Dal cielo un paterno sorriso illuminava quella dolce pioggerellina che gli uccellini salutavano canticchiando. Intorno al pentolone vide queste fanciulle, non si era accorto che fossero nude. Si stavano pettinando, l'una con l'altra, mentre la pioggerellina danzava loro intorno rinfrescandole. Giocavano tra di loro come se fossero bambole e si specchiavano nell'arcobaleno come se volessero chiedergli chi fosse la più bella tra le Regine.

Di fronte a quella pioggerellina che ingentiliva l'ambiente ed a quel Sole ammiccante, il piccolo O era fermo immobile, come se fosse legato mani e piedi, nudo come mamma l'aveva fatto, bagnato come un pulcino, con la bocca e gli occhi spalancati proprio a forma di O.

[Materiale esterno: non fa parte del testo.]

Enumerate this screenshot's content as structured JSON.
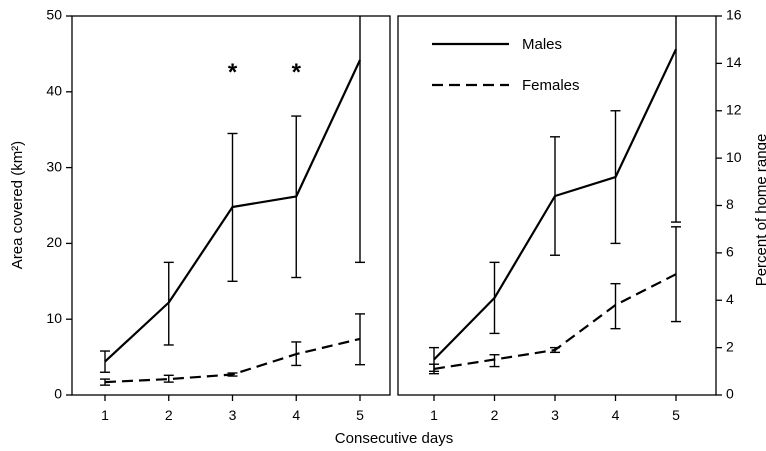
{
  "chart_data": [
    {
      "type": "line",
      "panel": "left",
      "xlabel": "Consecutive days",
      "ylabel": "Area covered (km²)",
      "ylim": [
        0,
        50
      ],
      "yticks": [
        0,
        10,
        20,
        30,
        40,
        50
      ],
      "x": [
        1,
        2,
        3,
        4,
        5
      ],
      "series": [
        {
          "name": "Males",
          "style": "solid",
          "values": [
            4.4,
            12.2,
            24.8,
            26.2,
            44.2
          ],
          "err_low": [
            3.0,
            6.6,
            15.0,
            15.5,
            17.5
          ],
          "err_high": [
            5.8,
            17.5,
            34.5,
            36.8,
            50
          ]
        },
        {
          "name": "Females",
          "style": "dashed",
          "values": [
            1.7,
            2.1,
            2.7,
            5.4,
            7.4
          ],
          "err_low": [
            1.3,
            1.7,
            2.5,
            3.9,
            4.0
          ],
          "err_high": [
            2.1,
            2.6,
            2.9,
            7.0,
            10.7
          ]
        }
      ],
      "annotations": [
        {
          "x": 3,
          "text": "*"
        },
        {
          "x": 4,
          "text": "*"
        }
      ]
    },
    {
      "type": "line",
      "panel": "right",
      "xlabel": "Consecutive days",
      "ylabel": "Percent of home range",
      "ylim": [
        0,
        16
      ],
      "yticks": [
        0,
        2,
        4,
        6,
        8,
        10,
        12,
        14,
        16
      ],
      "x": [
        1,
        2,
        3,
        4,
        5
      ],
      "legend": {
        "position": "top-left",
        "entries": [
          "Males",
          "Females"
        ]
      },
      "series": [
        {
          "name": "Males",
          "style": "solid",
          "values": [
            1.5,
            4.1,
            8.4,
            9.2,
            14.6
          ],
          "err_low": [
            1.0,
            2.6,
            5.9,
            6.4,
            7.3
          ],
          "err_high": [
            2.0,
            5.6,
            10.9,
            12.0,
            16
          ]
        },
        {
          "name": "Females",
          "style": "dashed",
          "values": [
            1.1,
            1.5,
            1.9,
            3.8,
            5.1
          ],
          "err_low": [
            0.9,
            1.2,
            1.8,
            2.8,
            3.1
          ],
          "err_high": [
            1.3,
            1.7,
            2.0,
            4.7,
            7.1
          ]
        }
      ]
    }
  ]
}
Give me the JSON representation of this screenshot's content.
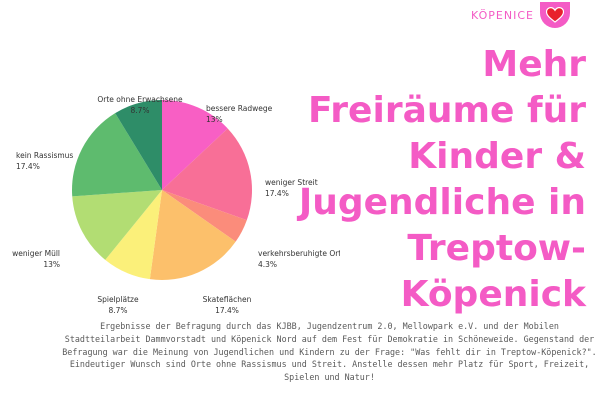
{
  "brand": {
    "label": "KÖPENICE",
    "icon": "heart-icon",
    "accent": "#f45bc5"
  },
  "headline": [
    "Mehr",
    "Freiräume für",
    "Kinder &",
    "Jugendliche in",
    "Treptow-",
    "Köpenick"
  ],
  "chart_data": {
    "type": "pie",
    "categories": [
      "bessere Radwege",
      "weniger Streit",
      "verkehrsberuhigte Orte",
      "Skateflächen",
      "Spielplätze",
      "weniger Müll",
      "kein Rassismus",
      "Orte ohne Erwachsene"
    ],
    "values": [
      13,
      17.4,
      4.3,
      17.4,
      8.7,
      13,
      17.4,
      8.7
    ],
    "value_labels": [
      "13%",
      "17.4%",
      "4.3%",
      "17.4%",
      "8.7%",
      "13%",
      "17.4%",
      "8.7%"
    ],
    "colors": [
      "#f85fc4",
      "#f86f97",
      "#fb8c7b",
      "#fcc06b",
      "#fbf07a",
      "#b2dd73",
      "#5ebb6e",
      "#2e8d68"
    ],
    "title": "",
    "legend": "none"
  },
  "caption": "Ergebnisse der Befragung durch das KJBB, Jugendzentrum 2.0, Mellowpark e.V. und der Mobilen Stadtteilarbeit Dammvorstadt und Köpenick Nord auf dem Fest für Demokratie in Schöneweide. Gegenstand der Befragung war die Meinung von Jugendlichen und Kindern zu der Frage: \"Was fehlt dir in Treptow-Köpenick?\". Eindeutiger Wunsch sind Orte ohne Rassismus und Streit. Anstelle dessen mehr Platz für Sport, Freizeit, Spielen und Natur!"
}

Non aveva più paura ed il suo volto si sciolse serenamente in un sorriso. La mamma aveva ragione, le streghe c'erano davvero, e lui aveva avuto coraggio, le aveva trovate.

Volse la testa dolcemente verso l'arcobaleno e lo seguì con lo sguardo fino ad incrociare le scene che aveva visto prima con il groppo in gola. Non si era accorto della sensualità di quello strabismo di Venere, dell'importanza di quel naso, della musicalità di quelle voci, della grazia di quelle forme: già, il primo senso che aveva percepito le streghe era lo sguardo di chi mai aveva avuto il coraggio di incontrarle davvero.

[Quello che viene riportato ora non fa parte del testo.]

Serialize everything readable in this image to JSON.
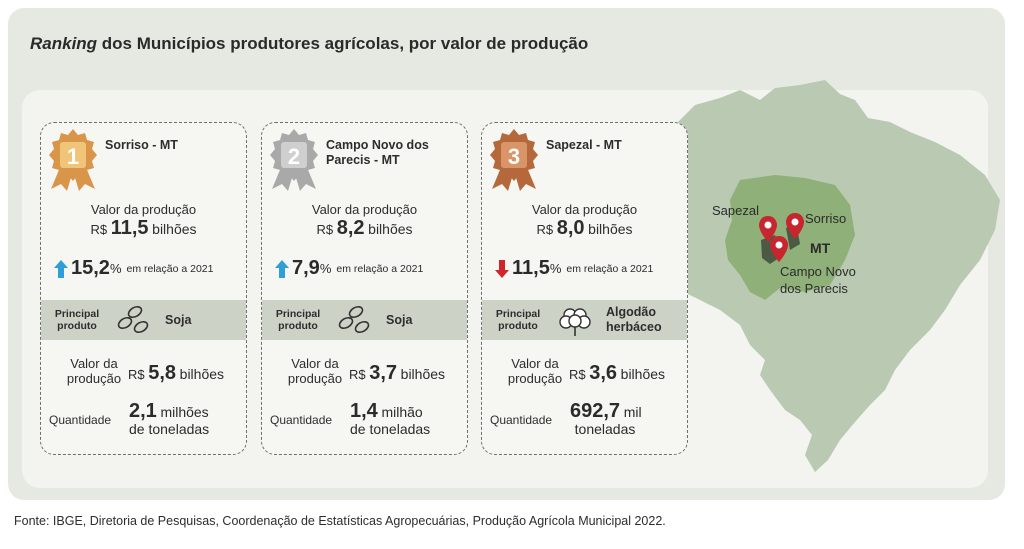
{
  "title": {
    "italic": "Ranking",
    "rest": " dos Municípios produtores agrícolas, por valor de produção"
  },
  "colors": {
    "gold": "#d9954a",
    "silver": "#a9a9a9",
    "bronze": "#b5683c",
    "up_arrow": "#2f9fd8",
    "down_arrow": "#d0262b",
    "map_land": "#b9c9b2",
    "map_mt": "#8fb078",
    "pin": "#c8262f"
  },
  "cards": [
    {
      "rank": "1",
      "medal_color": "gold",
      "place": "Sorriso - MT",
      "value_label": "Valor da produção",
      "currency": "R$",
      "value": "11,5",
      "unit": "bilhões",
      "direction": "up",
      "change": "15,2",
      "pct": "%",
      "relation": "em relação a 2021",
      "product_label": "Principal produto",
      "product_icon": "soy-icon",
      "product": "Soja",
      "prod_value_label": "Valor da produção",
      "prod_value": "5,8",
      "prod_unit": "bilhões",
      "qty_label": "Quantidade",
      "qty_value": "2,1",
      "qty_unit_a": "milhões",
      "qty_unit_b": "de toneladas"
    },
    {
      "rank": "2",
      "medal_color": "silver",
      "place": "Campo Novo dos Parecis - MT",
      "value_label": "Valor da produção",
      "currency": "R$",
      "value": "8,2",
      "unit": "bilhões",
      "direction": "up",
      "change": "7,9",
      "pct": "%",
      "relation": "em relação a 2021",
      "product_label": "Principal produto",
      "product_icon": "soy-icon",
      "product": "Soja",
      "prod_value_label": "Valor da produção",
      "prod_value": "3,7",
      "prod_unit": "bilhões",
      "qty_label": "Quantidade",
      "qty_value": "1,4",
      "qty_unit_a": "milhão",
      "qty_unit_b": "de toneladas"
    },
    {
      "rank": "3",
      "medal_color": "bronze",
      "place": "Sapezal - MT",
      "value_label": "Valor da produção",
      "currency": "R$",
      "value": "8,0",
      "unit": "bilhões",
      "direction": "down",
      "change": "11,5",
      "pct": "%",
      "relation": "em relação a 2021",
      "product_label": "Principal produto",
      "product_icon": "cotton-icon",
      "product": "Algodão herbáceo",
      "prod_value_label": "Valor da produção",
      "prod_value": "3,6",
      "prod_unit": "bilhões",
      "qty_label": "Quantidade",
      "qty_value": "692,7",
      "qty_unit_a": "mil",
      "qty_unit_b": "toneladas"
    }
  ],
  "map": {
    "labels": {
      "sapezal": "Sapezal",
      "sorriso": "Sorriso",
      "state": "MT",
      "campo_novo": "Campo Novo dos Parecis"
    }
  },
  "source": "Fonte: IBGE, Diretoria de Pesquisas, Coordenação de Estatísticas Agropecuárias, Produção Agrícola Municipal 2022."
}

Distolse lo sguardo da quelle fanciulle che, vistolo desto, gli si facevano incontro sorridenti e giocose. Continuò a seguire l'arcobaleno e si accorse con stupore che gli si avvicinava ancora e ancora e finiva proprio là, in fondo a quel pentolone. Si ritrovò di nuovo accovacciato su se stesso a cercare l'inizio e la fine di quei colori. Erano proprio lì, in fondo a quel pentolone, lì dove la sua gambetta si era impuntata ed aveva eretto il suo corpo oltre la coltre dell'acqua.

Era lì, che stava il Tesoro. In quella pentola colma d'acqua il piccolo O aveva trovato il suo Tesoro. Evviva, missione compiuta.

Sentì un accogliente abbraccio intorno al cuore, i suoi muscoli si sciolsero ed un sereno sorriso gli si schiarì sul volto.